8 reasons to visit Malang
Malang is one of East Java’s most attractive cities, with a cooler climate than its neighboring cities like the busier and bigger Surabaya. The city was established by the Dutch in the 18th century as a center of coffee plantations, although now there are more apple and tobacco plantations. To get to Malang, you can either drive from Surabaya, or catch the short 1.5 hour flight from Jakarta
Bromo Tengger Semeru National Park
Mount Bromo is an active volcano that lies at the centre of the Tengger Massif and remains as one of the most iconic and impressive sight in Indonesia. Although there are two other mountains that emerge within the caldera of the ancient Tengger volcano, Batok (2440m) and Kursi (2581m), Bromo is the most known peak. The taller Mt. Semeru (3678m) lies further south, creating the Bromo Tengger Semeru National park. Going from Malang through Ngadas village is not the most popular approach and can be rougher, but is also more rewarding.
Malang City Tour
Malang’s major attractions are located outside of town, but there are some attractions worth visiting in the city. Noted for its colonial architecture, you can go to the Balai Kota at Jalan Tugu Circle which is surrounded by a few dutch architecture mansions. You could also dine at the legendary Toko Oen that has been around since the 1920s, as one of the first restaurants in the country that serves western (dutch) food. Other recommended attractions include the Traditional Museum (Museum Topeng), the Brawijaya Museum (Indonesian Army Museum), and the Tugu roundabout.
Hotel Tugu Malang
Tugu Malang is located at the heart of the old town, looking out to the main monument of Indonesia’s struggle for independence and a beautiful lotus pond park. Tugu Malang houses a vast, priceless collection of antiques influenced by the Javanese Babah Peranakan (the hundreds-years-old mixed culture between the Chinese migrants in Java and the native Javanese). Tugu Malang is more than just a hotel; it has become most indigenous, most essential in experiencing the beautiful richness of the history of Java.
One of the better kept museums of the area that educate the visitors about the different types of vehicles divided in different zones; from the Batavia, Japan, Europe, etc. This Museum also sports an extensive mask museum, (D’Topeng Museum) and manmade floating market that houses different kinds of food stalls.
Temples that were dedicated to the kings of the Singosari dynasty (the precursors of the Majapahit empire) and consist of Candi Singosari, Candi Sumberawan, Candi Jago, Candi Kidal and a number of other candis or temples. The main temple, Candi Singosari, is located about 12 km off Malang and was built around 1300 AD. Candi Sumberawan lies about 5km off Singosari while Jago and Kidal is located further southeast.

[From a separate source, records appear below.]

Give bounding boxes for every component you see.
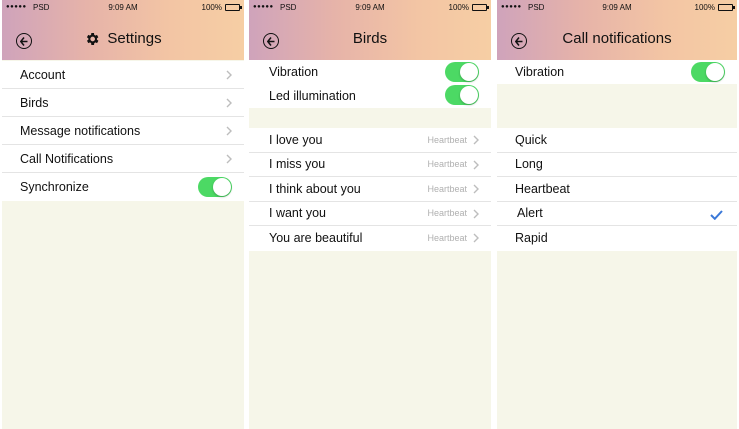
sound-value: Heartbeat xyxy=(427,159,467,170)
page-title: Birds xyxy=(352,30,388,47)
chevron-right-icon xyxy=(226,98,232,108)
checkmark-icon xyxy=(710,209,723,220)
option-label: Rapid xyxy=(515,231,548,246)
settings-item-birds[interactable]: Birds xyxy=(2,89,244,117)
toggle-label: Vibration xyxy=(269,65,319,79)
sound-value: Heartbeat xyxy=(427,233,467,244)
option-quick[interactable]: Quick xyxy=(497,128,737,153)
toggle-label: Vibration xyxy=(515,65,565,79)
vibration-row: Vibration xyxy=(249,60,491,84)
status-bar: ●●●●● PSD 9:09 AM 100% xyxy=(497,0,737,16)
chevron-right-icon xyxy=(226,154,232,164)
list-item[interactable]: You are beautiful Heartbeat xyxy=(249,226,491,251)
list-item[interactable]: I think about you Heartbeat xyxy=(249,177,491,202)
call-toggle-list: Vibration xyxy=(497,60,737,84)
message-label: I want you xyxy=(269,206,326,221)
option-label: Alert xyxy=(517,206,543,221)
option-long[interactable]: Long xyxy=(497,153,737,177)
chevron-right-icon xyxy=(226,126,232,136)
option-rapid[interactable]: Rapid xyxy=(497,226,737,251)
message-label: I miss you xyxy=(269,157,326,172)
chevron-right-icon xyxy=(473,160,479,169)
option-label: Long xyxy=(515,157,543,172)
gear-icon xyxy=(87,32,99,45)
option-alert[interactable]: Alert xyxy=(497,202,737,226)
chevron-right-icon xyxy=(473,184,479,194)
message-label: You are beautiful xyxy=(269,231,363,246)
page-title: Settings xyxy=(84,30,162,47)
chevron-right-icon xyxy=(473,209,479,218)
birds-toggle-list: Vibration Led illumination xyxy=(249,60,491,108)
header: ●●●●● PSD 9:09 AM 100% Birds xyxy=(249,0,491,60)
header: ●●●●● PSD 9:09 AM 100% Call notification… xyxy=(497,0,737,60)
settings-list: Account Birds Message notifications Call… xyxy=(2,61,244,201)
vibration-toggle[interactable] xyxy=(445,62,479,82)
battery-icon xyxy=(225,4,242,11)
settings-item-call-notifications[interactable]: Call Notifications xyxy=(2,145,244,173)
battery-icon xyxy=(472,4,489,11)
list-item[interactable]: I miss you Heartbeat xyxy=(249,153,491,177)
settings-item-label: Birds xyxy=(20,95,49,110)
sound-value: Heartbeat xyxy=(427,208,467,219)
page-title-text: Settings xyxy=(107,30,162,47)
birds-screen: ●●●●● PSD 9:09 AM 100% Birds Vibration L… xyxy=(249,0,491,429)
message-label: I think about you xyxy=(269,181,361,196)
option-heartbeat[interactable]: Heartbeat xyxy=(497,177,737,202)
sound-value: Heartbeat xyxy=(427,134,467,145)
header: ●●●●● PSD 9:09 AM 100% Settings xyxy=(2,0,244,60)
status-bar: ●●●●● PSD 9:09 AM 100% xyxy=(249,0,491,16)
call-sound-options: Quick Long Heartbeat Alert Rapid xyxy=(497,128,737,251)
settings-item-account[interactable]: Account xyxy=(2,61,244,89)
chevron-right-icon xyxy=(226,70,232,80)
birds-message-list: I love you Heartbeat I miss you Heartbea… xyxy=(249,128,491,251)
led-illumination-toggle[interactable] xyxy=(445,85,479,105)
status-bar: ●●●●● PSD 9:09 AM 100% xyxy=(2,0,244,16)
option-label: Heartbeat xyxy=(515,181,570,196)
chevron-right-icon xyxy=(473,135,479,145)
settings-screen: ●●●●● PSD 9:09 AM 100% Settings Account xyxy=(2,0,244,429)
settings-item-label: Synchronize xyxy=(20,180,89,194)
battery-icon xyxy=(718,4,735,11)
settings-item-label: Account xyxy=(20,67,66,82)
vibration-toggle[interactable] xyxy=(691,62,725,82)
option-label: Quick xyxy=(515,132,547,147)
led-illumination-row: Led illumination xyxy=(249,84,491,108)
call-notifications-screen: ●●●●● PSD 9:09 AM 100% Call notification… xyxy=(497,0,737,429)
battery-percent: 100% xyxy=(201,3,222,12)
sound-value: Heartbeat xyxy=(427,183,467,194)
settings-item-label: Message notifications xyxy=(20,123,141,138)
list-item[interactable]: I love you Heartbeat xyxy=(249,128,491,153)
settings-item-message-notifications[interactable]: Message notifications xyxy=(2,117,244,145)
list-item[interactable]: I want you Heartbeat xyxy=(249,202,491,226)
battery-percent: 100% xyxy=(448,3,469,12)
settings-item-label: Call Notifications xyxy=(20,151,114,166)
battery-percent: 100% xyxy=(694,3,715,12)
vibration-row: Vibration xyxy=(497,60,737,84)
settings-item-synchronize: Synchronize xyxy=(2,173,244,201)
toggle-label: Led illumination xyxy=(269,89,356,103)
synchronize-toggle[interactable] xyxy=(198,177,232,197)
page-title: Call notifications xyxy=(562,30,672,47)
chevron-right-icon xyxy=(473,233,479,243)
message-label: I love you xyxy=(269,132,323,147)
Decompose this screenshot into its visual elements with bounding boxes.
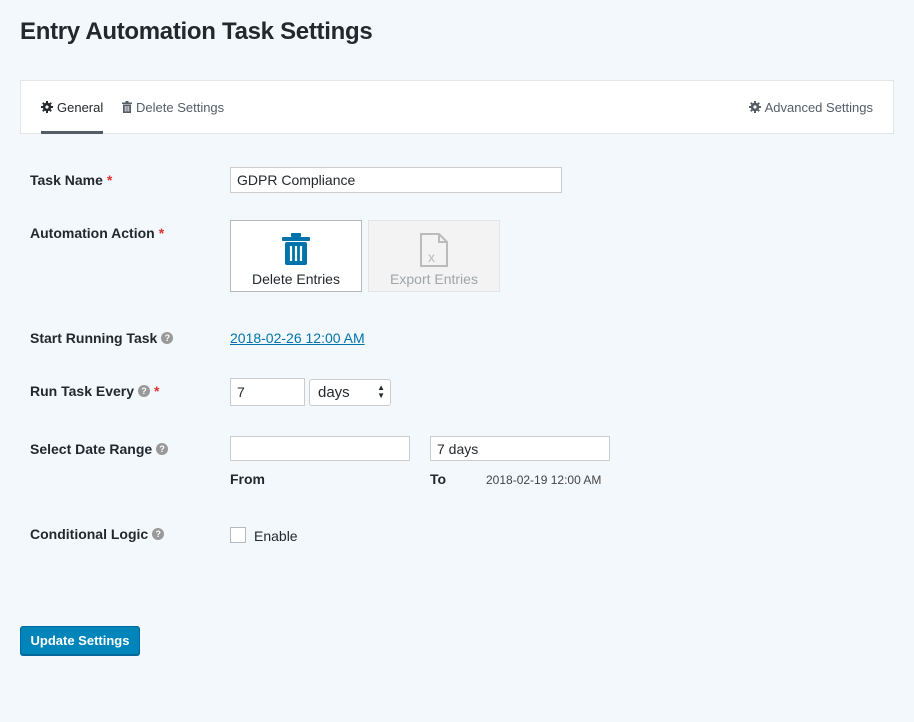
from-label: From [230, 471, 265, 487]
run-every-number-input[interactable] [230, 378, 305, 406]
excel-file-icon: x [419, 233, 449, 270]
run-every-unit-select[interactable]: days ▲ ▼ [309, 379, 391, 406]
tab-label: General [57, 99, 104, 115]
settings-tabs: General Delete Settings Advanced Setting… [20, 80, 894, 134]
update-settings-button[interactable]: Update Settings [20, 626, 140, 655]
help-icon[interactable]: ? [161, 332, 174, 344]
task-name-input[interactable] [230, 167, 562, 193]
task-name-label: Task Name * [30, 172, 112, 188]
required-marker: * [158, 225, 165, 241]
automation-action-label: Automation Action * [30, 225, 164, 241]
select-value: days [318, 384, 350, 401]
help-icon[interactable]: ? [138, 385, 151, 397]
svg-text:x: x [428, 249, 435, 265]
option-label: Export Entries [390, 271, 478, 287]
tab-general[interactable]: General [41, 81, 104, 134]
gear-icon [41, 101, 53, 113]
label-text: Conditional Logic [30, 526, 149, 542]
conditional-logic-label: Conditional Logic ? [30, 526, 165, 542]
enable-conditional-logic-checkbox[interactable] [230, 527, 246, 543]
help-icon[interactable]: ? [152, 528, 165, 540]
tab-advanced-settings[interactable]: Advanced Settings [748, 81, 873, 133]
export-entries-option: x Export Entries [368, 220, 500, 292]
run-every-label: Run Task Every ? * [30, 383, 159, 399]
start-running-label: Start Running Task ? [30, 330, 174, 346]
date-range-from-input[interactable] [230, 436, 410, 461]
label-text: Automation Action [30, 225, 155, 241]
tab-label: Delete Settings [136, 99, 225, 115]
trash-icon [122, 101, 132, 113]
page-title: Entry Automation Task Settings [20, 18, 373, 45]
tab-delete-settings[interactable]: Delete Settings [122, 81, 224, 133]
required-marker: * [106, 172, 113, 188]
to-label: To [430, 471, 447, 487]
label-text: Select Date Range [30, 441, 153, 457]
option-label: Delete Entries [252, 271, 340, 287]
label-text: Start Running Task [30, 330, 158, 346]
enable-label[interactable]: Enable [254, 528, 298, 544]
gear-icon [748, 101, 761, 113]
label-text: Run Task Every [30, 383, 135, 399]
help-icon[interactable]: ? [156, 443, 169, 455]
delete-entries-option[interactable]: Delete Entries [230, 220, 362, 292]
select-arrows-icon: ▲ ▼ [377, 383, 385, 400]
required-marker: * [154, 383, 160, 399]
date-range-to-input[interactable] [430, 436, 610, 461]
trash-icon [282, 233, 310, 268]
to-date-text: 2018-02-19 12:00 AM [486, 473, 602, 487]
start-datetime-link[interactable]: 2018-02-26 12:00 AM [230, 330, 365, 346]
date-range-label: Select Date Range ? [30, 441, 169, 457]
label-text: Task Name [30, 172, 103, 188]
tab-label: Advanced Settings [764, 99, 873, 115]
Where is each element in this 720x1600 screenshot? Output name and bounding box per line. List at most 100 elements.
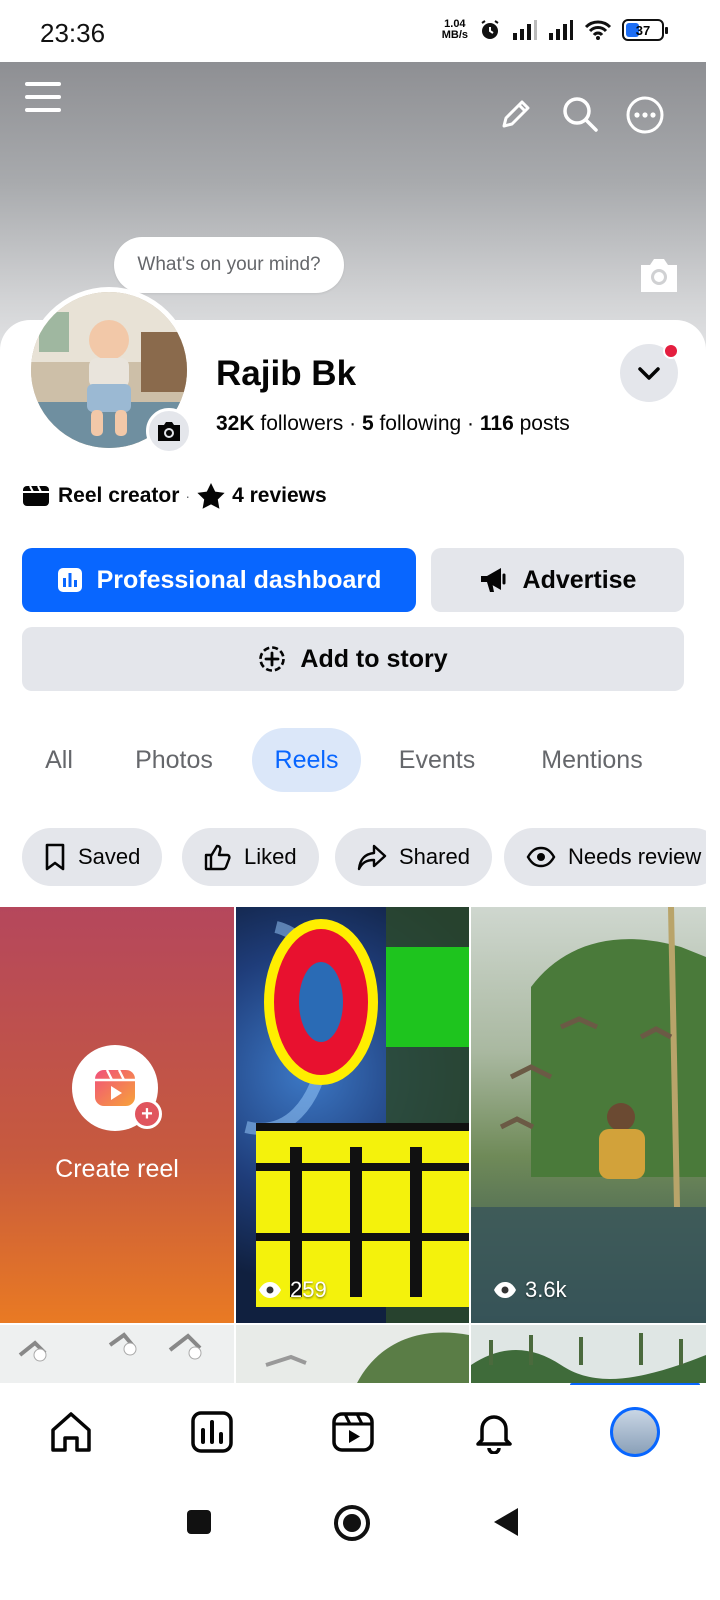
dashboard-label: Professional dashboard <box>96 565 382 594</box>
nav-notifications[interactable] <box>469 1407 519 1457</box>
reel-filter-chips: Saved Liked Shared Needs review <box>0 828 706 886</box>
nav-home[interactable] <box>46 1407 96 1457</box>
whats-on-your-mind-bubble[interactable]: What's on your mind? <box>114 237 344 293</box>
profile-tabs: All Photos Reels Events Mentions <box>0 728 706 792</box>
view-count: 3.6k <box>493 1277 567 1303</box>
reel-thumbnail[interactable]: 3.6k <box>471 907 706 1323</box>
notification-dot <box>663 343 679 359</box>
home-icon <box>51 1412 91 1452</box>
eye-icon <box>526 846 556 868</box>
chip-liked[interactable]: Liked <box>182 828 319 886</box>
thumbs-up-icon <box>204 844 231 871</box>
reel-thumbnail[interactable] <box>236 1325 469 1383</box>
reels-icon <box>332 1412 374 1452</box>
reels-icon <box>95 1069 135 1106</box>
chip-shared[interactable]: Shared <box>335 828 492 886</box>
add-story-icon <box>259 646 286 672</box>
alarm-icon <box>481 20 499 39</box>
reel-thumbnail-art <box>471 1333 706 1383</box>
profile-badges: Reel creator · 4 reviews <box>22 482 327 510</box>
badge-separator: · <box>185 488 191 504</box>
signal-icon <box>549 20 573 40</box>
posts-label: posts <box>519 412 570 435</box>
view-count-value: 259 <box>290 1277 327 1302</box>
profile-switch-dropdown[interactable] <box>620 343 679 402</box>
following-count[interactable]: 5 <box>362 412 374 435</box>
home-button-icon[interactable] <box>332 1503 372 1543</box>
chip-liked-label: Liked <box>244 844 297 869</box>
view-count-value: 3.6k <box>525 1277 567 1302</box>
reel-creator-badge[interactable]: Reel creator <box>58 484 179 508</box>
chip-needs-review-label: Needs review <box>568 844 702 869</box>
status-icons: 1.04 MB/s 37 <box>442 18 668 42</box>
nav-dashboard[interactable] <box>187 1407 237 1457</box>
chip-needs-review[interactable]: Needs review <box>504 828 706 886</box>
tab-all[interactable]: All <box>22 728 96 792</box>
pencil-icon[interactable] <box>496 94 536 134</box>
status-time: 23:36 <box>40 18 106 48</box>
reel-thumbnail-art <box>18 1332 202 1362</box>
chip-saved[interactable]: Saved <box>22 828 163 886</box>
battery-level: 37 <box>635 22 651 38</box>
advertise-label: Advertise <box>522 565 637 594</box>
following-label[interactable]: following <box>379 412 461 435</box>
reel-icon <box>23 485 49 506</box>
reel-thumbnail[interactable]: 259 <box>236 907 469 1323</box>
chip-saved-label: Saved <box>78 844 141 869</box>
status-bar: 23:36 1.04 MB/s 37 <box>0 0 720 62</box>
view-count: 259 <box>258 1277 327 1303</box>
nav-reels[interactable] <box>328 1407 378 1457</box>
star-icon <box>197 483 225 509</box>
nav-profile-avatar[interactable] <box>610 1407 660 1457</box>
reels-grid: + Create reel 259 3.6k <box>0 907 706 1383</box>
tab-photos[interactable]: Photos <box>114 728 234 792</box>
eye-icon <box>494 1282 516 1298</box>
create-reel-tile[interactable]: + Create reel <box>0 907 234 1323</box>
reel-thumbnail-art <box>244 907 469 1323</box>
stats-separator: · <box>349 412 357 435</box>
tab-events[interactable]: Events <box>380 728 494 792</box>
stats-separator: · <box>467 412 475 435</box>
system-navigation-bar <box>0 1481 720 1600</box>
reel-thumbnail-art <box>471 907 706 1323</box>
bookmark-icon <box>45 843 65 871</box>
dashboard-icon <box>57 568 82 592</box>
profile-stats: 32K followers · 5 following · 116 posts <box>216 412 570 436</box>
reel-thumbnail[interactable] <box>471 1325 706 1383</box>
add-story-label: Add to story <box>300 644 448 673</box>
plus-icon: + <box>132 1099 162 1129</box>
professional-dashboard-button[interactable]: Professional dashboard <box>22 548 416 612</box>
add-to-story-button[interactable]: Add to story <box>22 627 684 691</box>
advertise-button[interactable]: Advertise <box>431 548 684 612</box>
network-speed: 1.04 MB/s <box>442 19 468 41</box>
followers-count[interactable]: 32K <box>216 412 255 435</box>
reel-thumbnail-art <box>265 1332 469 1383</box>
bell-icon <box>476 1415 512 1454</box>
chip-shared-label: Shared <box>399 844 470 869</box>
signal-icon <box>513 20 537 40</box>
camera-icon[interactable] <box>636 256 682 294</box>
tab-mentions[interactable]: Mentions <box>514 728 670 792</box>
hamburger-menu-icon[interactable] <box>22 76 64 118</box>
create-reel-label: Create reel <box>55 1155 179 1183</box>
tab-reels[interactable]: Reels <box>252 728 361 792</box>
wifi-icon <box>584 20 612 40</box>
search-icon[interactable] <box>560 94 600 134</box>
more-icon[interactable] <box>624 94 666 136</box>
avatar-camera-icon[interactable] <box>146 408 192 454</box>
followers-label[interactable]: followers <box>260 412 343 435</box>
recent-apps-icon[interactable] <box>184 1507 214 1537</box>
battery-icon: 37 <box>622 19 668 41</box>
eye-icon <box>259 1282 281 1298</box>
megaphone-icon <box>480 568 506 592</box>
bottom-navigation <box>0 1385 706 1481</box>
dashboard-icon <box>191 1411 233 1453</box>
reviews-badge[interactable]: 4 reviews <box>232 484 327 508</box>
posts-count: 116 <box>479 412 514 435</box>
reel-thumbnail[interactable] <box>0 1325 234 1383</box>
back-icon[interactable] <box>490 1505 522 1539</box>
net-speed-unit: MB/s <box>441 29 468 41</box>
right-gutter <box>706 62 720 1482</box>
profile-name: Rajib Bk <box>216 354 357 393</box>
chevron-down-icon <box>638 367 660 380</box>
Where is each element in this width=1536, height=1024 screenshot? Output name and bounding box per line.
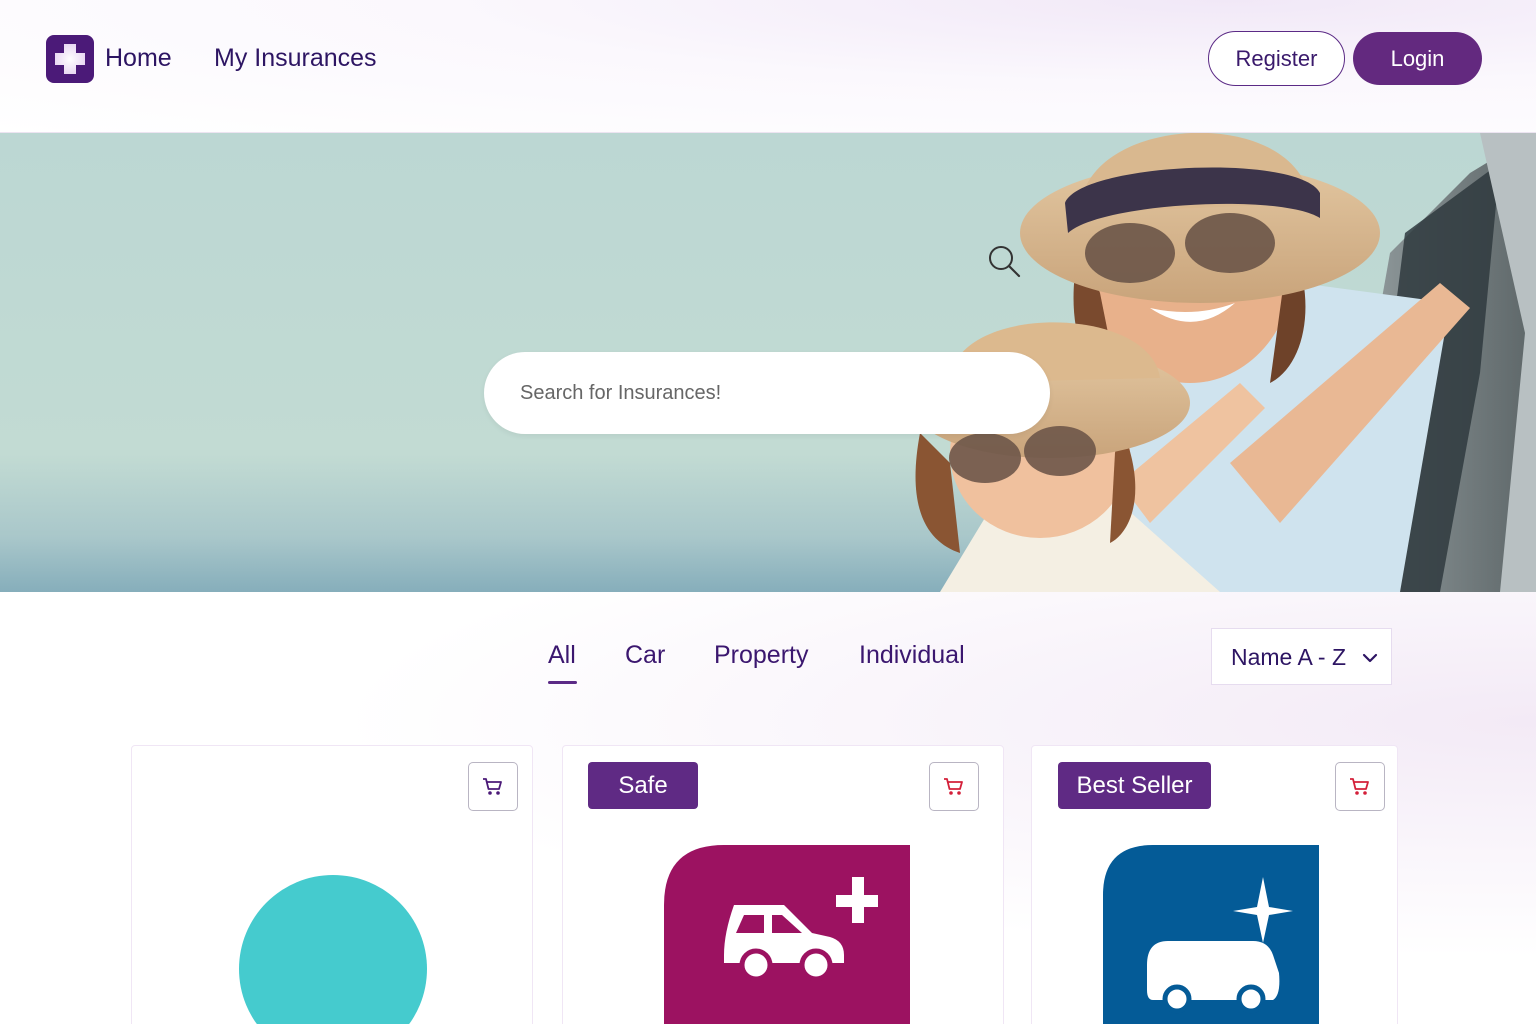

Batu is where the people of Malang and Surabaya’s leisure town; it offers a beautiful mountain scenery and a pleasantly cool climate. It is particularly famous among locals for its agrotourism, where visitors can pick their own Apel Malang (popular green Apple from the region), or stay in one of the many hotels around the area. Nowadays, it is particularly more popular because of the Jatim Parks.
Jatim Park I & II
The Jawa Timur Park 1 is heavier on the recreational side which features a massive swimming pool and amusement rides, while the second Jawa Timur Park is more of a hands-on educational park. The latter is very popular for its animal museum, zoo with natural habitats and the interactive attractions such as a walk among the free-roaming birds, water track obstacle course, eco-science centre and up close encounters with farm animals. At night, the Batu Night Spectacular is also recommended, especially if you’re traveling with kids. Here you can see beautiful lanterns, light displays, and some amusing rides.
Beach life is probably the last thing people think of, but actually the south coast of Malang has sBeach that has a Hindu Temple off on the small Ismoyo island, connected by a small bridge. Very similar to Bali’s Tanah Lot. Other than that, there is also the Pulau Sempu natural reserve, which is actually only accessible for research but somehow has been visited by tourists for the last 2009, rendering the area dirty and unkempt. Alternately, you can try going to Sendangbiru, a fishing village near Sempu.